Well, “One of These Nights” doesn’t accomplish its supposed purpose. It’s meant to be a sexy disco number but it’s not sexy at all. The disco elements don’t add up to much because they are too muted to get you on the dancefloor. Listening to “One of These Nights,” you might get the sense that The Eagles didn’t understand disco.

Why the band was incentivized the write a disco song

Of course, it’s not surprising that The Eagles decided to go disco for a moment. Everyone in the 1970s went disco for at least one single. It didn’t matter if your modus operandi was heavy metal (Kiss’ “I Was Made for Lovin’ You”), pop (Cher’s “Take Me Home”), R&B (Michael Jackson’s Off the Wall), or rock (Paul McCartney & Wings’ “Silly Love Songs”). The industry demanded all disco, all the time for a while.

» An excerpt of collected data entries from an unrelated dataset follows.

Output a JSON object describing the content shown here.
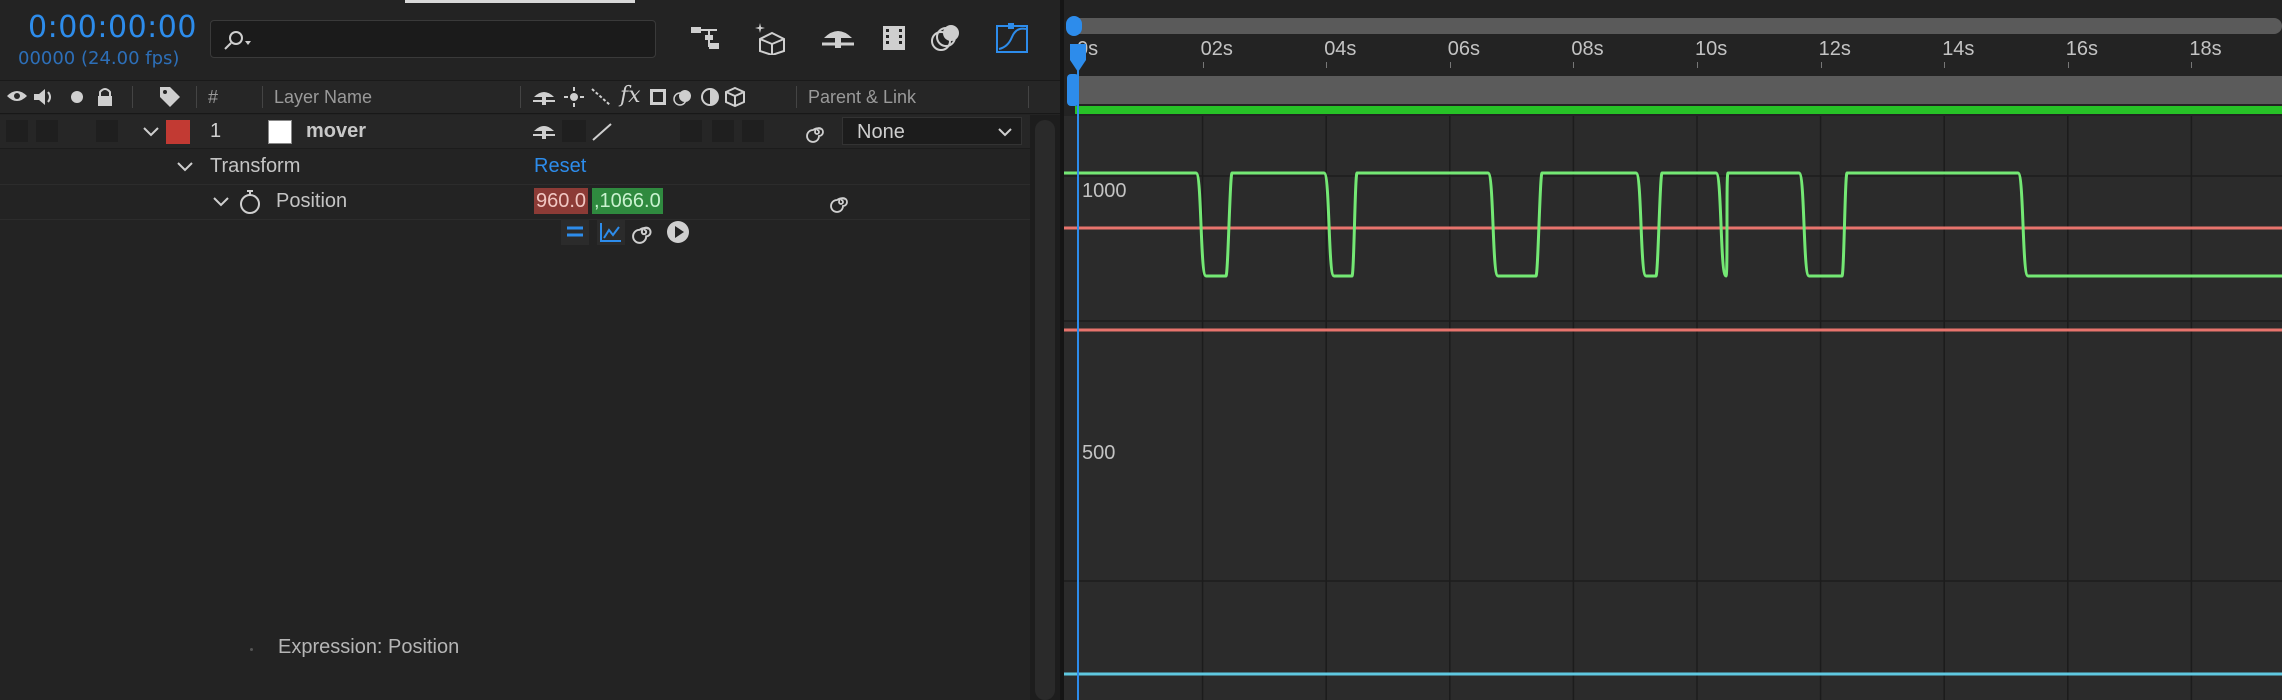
{
  "composition": {
    "timecode": "0:00:00:00",
    "frame_fps": "00000 (24.00 fps)",
    "search_placeholder": ""
  },
  "toolbar": {
    "icons": [
      "composition-flowchart-icon",
      "draft-3d-icon",
      "shy-icon",
      "frame-blending-icon",
      "motion-blur-icon",
      "graph-editor-icon"
    ]
  },
  "columns": {
    "num": "#",
    "layer_name": "Layer Name",
    "parent_link": "Parent & Link"
  },
  "layer": {
    "number": "1",
    "name": "mover",
    "label_color": "#c23a33",
    "parent": "None"
  },
  "transform": {
    "label": "Transform",
    "reset": "Reset",
    "position": {
      "label": "Position",
      "x": "960.0",
      "y": ",1066.0"
    }
  },
  "expression": {
    "label": "Expression: Position"
  },
  "graph": {
    "time_ticks": [
      "0s",
      "02s",
      "04s",
      "06s",
      "08s",
      "10s",
      "12s",
      "14s",
      "16s",
      "18s"
    ],
    "time_tick_seconds": [
      0,
      2,
      4,
      6,
      8,
      10,
      12,
      14,
      16,
      18
    ],
    "value_labels": [
      "1000",
      "500"
    ],
    "colors": {
      "x_curve": "#e8746d",
      "y_curve": "#74e874",
      "playhead": "#2d8ceb",
      "cache": "#27c227"
    }
  }
}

Did The Eagles debase themselves with “One of These Nights?” No, the song could have been a lot worse. It’s not “Disco Duck.” But it did show that the rock/disco divide was there for a reason beyond mere musical preferences. A lot of rock artists made dance music in the 1970s for purely commercial reasons and didn’t know how to make it work.

Related

The Eagles Gave Us 1 of the Best Songs for Halloween

How Don Henley explained The Eagles’ change is style

During a 2016 interview with Rolling Stone, The Eagles’ Don Henley discussed the background of the album One of These Nights. “Glenn [Frey] and I now wanted to take advantage of the momentum we had going; we wanted to write more songs that would be played on the radio,” he recalled. “Glenn and I had always been fans of the records that were produced in Memphis by Willie Mitchell, especially the Al Green records where the drummer, Al Jackson Jr., would hit the snare and the ride tom-tom at the same time on the backbeat. So, that was a big influence on the title track, but there was also a little nod to disco (we had shared a studio in Miami with the Bee Gees) with the ‘four-on-the-floor’ bass-drum pattern.”

Henley had the audacity (but he’s a rock star so of course he did) to compare One of The Nights to the music of The Beatles. “Stylistically, the One of These Nights album is all over the map, but somehow it worked as a coherent whole. In those days, you could do things like that — you could mix different styles on the same album. The Beatles had made it acceptable.”

While “One of These Nights” is not one of the better disco songs out there, at least it wasn’t a complete embarrassment like some other rock/disco hybrids.